La jeunesse de Tunis est au centre du nouveau film de Jilani Saadi. Une jeunesse éprise de modernité, mais toujours engoncée dans une culture passéiste, et qui sait difficilement concilier ces deux facettes de sa personnalité. Chronique fellinienne sans faux-semblants, Tendresse du loup brille grâce à un casting remarquable (notamment une prestation superbement nuancée d’Anissa Daoud) et au plaisir manifeste qu’a son réalisateur à jouer avec le numérique.
Tunis, un soir d’hiver. Stoufa fuit pour la énième fois de la maison familiale, où son père ne cesse de lui reprocher sa façon de vivre des plus indolentes. Il rencontre une bande d’amis qui jouent à tuer le temps, bière à la main. L’ivresse aidant, ils agressent verbalement Saloua, une jeune fille du voisinage, et finissent par la violer, alors que Stoufa tente, mollement, de les en empêcher. La jeune femme, escort-girl à ses heures, décide de se venger, et lorsqu’elle et ses amis retrouvent Stoufa, ils le battent, malgré ses protestations d’innocence. Humilié, Stoufa décidé à son tour de se venger…
Partant de faits réels, le réalisateur et scénariste Jilani Saadi choisit de dépeindre avec Tendresse du loup la jeunesse contradictoire de Tunis. « Saloua et Stoufa représentent une partie de cette jeunesse tunisienne qui vit dans une dualité et même une schizophrénie. De l’extérieur, l’apparence est flatteuse, élégante, sexy, extravertie. Mais dès que l’on gratte cette apparence, on ne trouve que souffrance, contradiction, et culpabilité », avance t‑il dans sa note d’intention. Et de fait, les personnages dépeints par Tendresse du loup ne sont pas simples : Stoufa, avec ses tentatives fades de révolte contre l’ordre établi (son père, comme l’esprit de meute qui règne parmi lui et ses amis au moment du viol) ; Saloua, femme « libérée », battante, libre de son corps et de sa sensualité, et qui finit en même temps par avouer vouloir courber l’échine sous un joug masculin dominateur ; même les amis de Stoufa, qui s’avèrent avoir eux aussi leurs doutes, leurs faiblesses. Difficile dans ce cas de surmonter l’inconfort créé par les intentions véristes de Saadi : ni véritable héros, ni véritable méchant ne se dégage de Tendresse du loup, élégant oxymore qui souligne bien la dichotomie qui emprisonne ses protagonistes.

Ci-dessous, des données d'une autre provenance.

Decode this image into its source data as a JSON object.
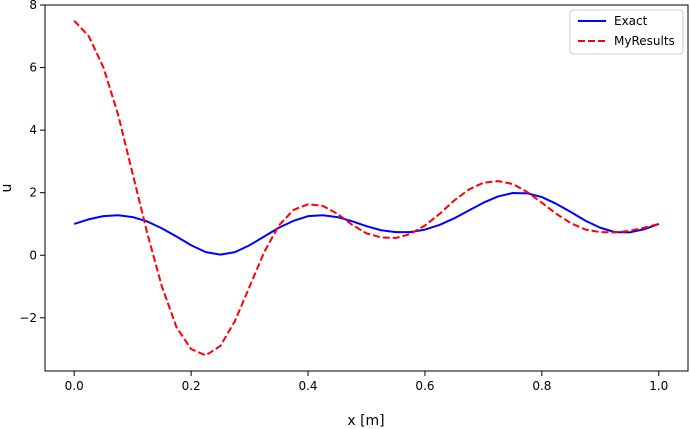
{
  "chart_data": {
    "type": "line",
    "xlabel": "x [m]",
    "ylabel": "u",
    "xlim": [
      -0.05,
      1.05
    ],
    "ylim": [
      -3.7,
      8.0
    ],
    "xticks": [
      0.0,
      0.2,
      0.4,
      0.6,
      0.8,
      1.0
    ],
    "xtick_labels": [
      "0.0",
      "0.2",
      "0.4",
      "0.6",
      "0.8",
      "1.0"
    ],
    "yticks": [
      -2,
      0,
      2,
      4,
      6,
      8
    ],
    "ytick_labels": [
      "−2",
      "0",
      "2",
      "4",
      "6",
      "8"
    ],
    "grid": false,
    "legend_position": "top-right",
    "series": [
      {
        "name": "Exact",
        "color": "#0000ff",
        "style": "solid",
        "x": [
          0.0,
          0.025,
          0.05,
          0.075,
          0.1,
          0.125,
          0.15,
          0.175,
          0.2,
          0.225,
          0.25,
          0.275,
          0.3,
          0.325,
          0.35,
          0.375,
          0.4,
          0.425,
          0.45,
          0.475,
          0.5,
          0.525,
          0.55,
          0.575,
          0.6,
          0.625,
          0.65,
          0.675,
          0.7,
          0.725,
          0.75,
          0.775,
          0.8,
          0.825,
          0.85,
          0.875,
          0.9,
          0.925,
          0.95,
          0.975,
          1.0
        ],
        "y": [
          1.0,
          1.15,
          1.25,
          1.28,
          1.22,
          1.08,
          0.86,
          0.6,
          0.32,
          0.1,
          0.02,
          0.1,
          0.32,
          0.6,
          0.88,
          1.1,
          1.25,
          1.28,
          1.22,
          1.09,
          0.93,
          0.8,
          0.74,
          0.74,
          0.82,
          0.97,
          1.18,
          1.43,
          1.68,
          1.88,
          1.99,
          1.98,
          1.86,
          1.64,
          1.38,
          1.1,
          0.88,
          0.74,
          0.73,
          0.83,
          1.0
        ]
      },
      {
        "name": "MyResults",
        "color": "#ff0000",
        "style": "dashed",
        "x": [
          0.0,
          0.025,
          0.05,
          0.075,
          0.1,
          0.125,
          0.15,
          0.175,
          0.2,
          0.225,
          0.25,
          0.275,
          0.3,
          0.325,
          0.35,
          0.375,
          0.4,
          0.425,
          0.45,
          0.475,
          0.5,
          0.525,
          0.55,
          0.575,
          0.6,
          0.625,
          0.65,
          0.675,
          0.7,
          0.725,
          0.75,
          0.775,
          0.8,
          0.825,
          0.85,
          0.875,
          0.9,
          0.925,
          0.95,
          0.975,
          1.0
        ],
        "y": [
          7.5,
          7.0,
          6.0,
          4.5,
          2.6,
          0.7,
          -1.0,
          -2.3,
          -3.0,
          -3.2,
          -2.9,
          -2.1,
          -1.0,
          0.1,
          0.95,
          1.45,
          1.63,
          1.58,
          1.33,
          0.98,
          0.7,
          0.57,
          0.55,
          0.68,
          0.95,
          1.32,
          1.75,
          2.1,
          2.32,
          2.37,
          2.28,
          2.02,
          1.68,
          1.32,
          1.02,
          0.82,
          0.74,
          0.73,
          0.78,
          0.88,
          1.0
        ]
      }
    ]
  }
}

Visages, presque interchangeables finalement, de la société tunisienne, Saloua, Stoufa et les autres sont aussi une partie du visage de Tunis même, personnage à part entière de Tendresse du loup. Saadi inaugure avec ce film son utilisation du numérique, qui lui apporte une liberté telle qu’il se voit mal, aujourd’hui, tourner via un autre procédé. Cette liberté, il la met au service d’un portrait d’un Tunis nocturne encore une fois fellinien, tant la progression de son film évoque celle de La Dolce Vita. Autour d’une étonnante – et très belle – scène, qui voit un Stoufa inconscient et nu brinquebalé à travers tout Tunis, Saadi présente les visages d’une ville nocturne toujours plus onirique, et qui finira par se résumer à une chambre isolée du monde, dans laquelle les deux protagonistes se confronteront. On ressent, au passage de la caméra, le désir de montrer une ville aimée, malgré tous ses défauts.
Car Saadi choisit de ne jamais juger, ce qui fait la difficulté et la grande force de son récit. Entre la lâcheté rêveuse de Stoufa et le cynisme matérialiste de Saloua, Tendresse du loup n’est finalement qu’un portrait de la fragilité d’une jeunesse dont la perte de repère s’exprime avant tout dans son incapacité à se figurer en héros – une problématique qui interpelle aussi, évidemment, l’univers cinématographique.